Glad you liked the post, and thanks very much for your comments.

For me a “planned but deviated” test is functionally equivalent to an “unplanned test” because the deviation is unplanned. Obviously, if the deviation was planned, then it wouldn’t be a deviation; it would part of the plan! So, I wouldn’t agree that “a deviated plan is still a plan,” because the deviation is, by definition, a deviation from the plan!

You explained that “researchers can choose to make big bets (strict preregistrations) with potentially big pay-offs (strong confirmation) or small bets (vague preregistrations) with potentially small pay-offs (weak confirmation).” This sounds like you’re arguing that strict preregistrations entail *severe* tests (Mayo, 2018) that produce strong confirmation, whereas vague preregistrations entail non-severe tests that don’t. But, in my view, it’s better to consider the strict-vague dimension as orthogonal to the severe-nonsevere dimension because some tests that arise from vague preregistrations may be more severe than tests that are prescribed by strict preregistrations.
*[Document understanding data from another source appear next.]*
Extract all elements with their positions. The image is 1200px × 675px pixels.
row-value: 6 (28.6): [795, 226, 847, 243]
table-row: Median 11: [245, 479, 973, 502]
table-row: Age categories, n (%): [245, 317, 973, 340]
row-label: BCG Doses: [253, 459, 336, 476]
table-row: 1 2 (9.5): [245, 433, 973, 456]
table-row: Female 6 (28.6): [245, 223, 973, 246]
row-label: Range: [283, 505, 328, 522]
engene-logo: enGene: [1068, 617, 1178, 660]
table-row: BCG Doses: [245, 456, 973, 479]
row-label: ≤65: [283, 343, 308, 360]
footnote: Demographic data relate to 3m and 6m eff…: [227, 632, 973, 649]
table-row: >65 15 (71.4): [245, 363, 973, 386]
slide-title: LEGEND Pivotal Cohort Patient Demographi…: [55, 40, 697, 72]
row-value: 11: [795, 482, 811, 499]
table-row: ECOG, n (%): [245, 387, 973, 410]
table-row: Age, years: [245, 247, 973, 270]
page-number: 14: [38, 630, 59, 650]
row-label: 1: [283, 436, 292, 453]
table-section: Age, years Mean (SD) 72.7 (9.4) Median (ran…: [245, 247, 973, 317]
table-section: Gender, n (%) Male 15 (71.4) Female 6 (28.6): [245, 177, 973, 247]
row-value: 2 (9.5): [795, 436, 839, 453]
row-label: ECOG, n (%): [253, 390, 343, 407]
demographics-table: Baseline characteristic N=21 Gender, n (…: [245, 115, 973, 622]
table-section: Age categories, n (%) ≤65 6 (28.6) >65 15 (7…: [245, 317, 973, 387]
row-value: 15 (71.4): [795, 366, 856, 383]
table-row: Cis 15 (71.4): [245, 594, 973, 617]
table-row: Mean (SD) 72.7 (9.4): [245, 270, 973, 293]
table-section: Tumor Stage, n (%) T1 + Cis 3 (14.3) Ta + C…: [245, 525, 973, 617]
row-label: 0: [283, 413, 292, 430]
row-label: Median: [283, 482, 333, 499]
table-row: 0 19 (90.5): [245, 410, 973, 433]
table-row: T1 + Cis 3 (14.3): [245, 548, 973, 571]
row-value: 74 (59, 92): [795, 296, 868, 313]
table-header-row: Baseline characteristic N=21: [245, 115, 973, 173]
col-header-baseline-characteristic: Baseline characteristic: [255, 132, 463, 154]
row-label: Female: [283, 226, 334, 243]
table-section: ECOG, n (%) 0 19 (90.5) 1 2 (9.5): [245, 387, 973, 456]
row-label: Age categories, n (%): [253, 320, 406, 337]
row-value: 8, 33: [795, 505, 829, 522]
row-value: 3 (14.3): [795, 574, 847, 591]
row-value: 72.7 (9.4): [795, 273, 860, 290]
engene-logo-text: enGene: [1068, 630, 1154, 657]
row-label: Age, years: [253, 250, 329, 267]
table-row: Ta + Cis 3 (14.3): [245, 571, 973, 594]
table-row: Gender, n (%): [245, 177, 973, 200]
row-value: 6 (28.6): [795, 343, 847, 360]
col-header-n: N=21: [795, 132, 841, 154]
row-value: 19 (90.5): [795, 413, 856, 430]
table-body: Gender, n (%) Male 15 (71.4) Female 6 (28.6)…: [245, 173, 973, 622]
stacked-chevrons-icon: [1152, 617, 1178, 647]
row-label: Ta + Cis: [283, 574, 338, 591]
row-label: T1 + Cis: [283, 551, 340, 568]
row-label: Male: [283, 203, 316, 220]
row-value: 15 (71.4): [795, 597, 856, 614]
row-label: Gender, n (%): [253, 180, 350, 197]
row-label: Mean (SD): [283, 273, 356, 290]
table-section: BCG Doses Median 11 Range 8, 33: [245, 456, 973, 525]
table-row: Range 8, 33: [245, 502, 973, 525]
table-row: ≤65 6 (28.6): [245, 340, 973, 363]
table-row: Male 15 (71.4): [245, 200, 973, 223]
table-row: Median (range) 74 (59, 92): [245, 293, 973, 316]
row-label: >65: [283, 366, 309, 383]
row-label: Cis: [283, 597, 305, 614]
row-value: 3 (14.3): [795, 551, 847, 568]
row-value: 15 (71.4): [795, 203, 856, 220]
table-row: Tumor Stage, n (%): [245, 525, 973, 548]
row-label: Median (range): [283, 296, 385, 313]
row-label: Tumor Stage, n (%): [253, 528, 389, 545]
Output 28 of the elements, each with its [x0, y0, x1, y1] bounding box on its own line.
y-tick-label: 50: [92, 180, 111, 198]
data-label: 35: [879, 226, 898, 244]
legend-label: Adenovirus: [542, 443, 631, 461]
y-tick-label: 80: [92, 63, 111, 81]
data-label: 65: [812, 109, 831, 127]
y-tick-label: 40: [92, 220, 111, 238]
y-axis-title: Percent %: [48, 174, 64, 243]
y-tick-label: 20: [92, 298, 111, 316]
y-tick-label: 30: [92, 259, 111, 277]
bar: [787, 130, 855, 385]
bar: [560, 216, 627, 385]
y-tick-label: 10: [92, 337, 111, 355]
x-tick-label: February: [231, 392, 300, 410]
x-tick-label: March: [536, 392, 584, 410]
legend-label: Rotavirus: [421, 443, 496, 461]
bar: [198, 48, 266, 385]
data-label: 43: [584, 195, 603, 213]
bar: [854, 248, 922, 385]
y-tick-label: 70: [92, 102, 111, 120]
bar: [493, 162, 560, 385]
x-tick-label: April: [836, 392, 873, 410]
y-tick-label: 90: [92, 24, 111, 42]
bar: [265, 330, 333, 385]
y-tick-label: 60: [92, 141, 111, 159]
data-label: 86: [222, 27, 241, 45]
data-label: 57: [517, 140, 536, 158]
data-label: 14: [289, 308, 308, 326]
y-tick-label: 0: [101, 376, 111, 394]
For example, imagine you preregister a very strict and prescriptive test that explains in great detail which methods and analyses you *must* use. However, these methods and analyses are actually highly unreliable and invalid! In this case, following the strict preregistration will lead to a nonsevere test. In contrast, if you preregister a vaguer set of methods and analyses, then you can use your discretion to pick and choose an approach that *increases* the severity of your test (for a related discussion, see Rubin & Donkin, 2022, https://doi.org/10.1080/09515089.2022.2113771). So, from my perspective, neither the prescriptiveness of your plan, the content of your plan, or the extent to which you deviate from that plan affects the severity of your test. The severity of your test is based on what you *actually did,* not what you planned to do.

However, as I pointed out in the Endnote in my post, there are many different points of view on this issue, and I'm sure some people share your perspective (e.g., perhaps Fife & Rodgers, 2019?). So, again, I’m grateful for your thoughts on this.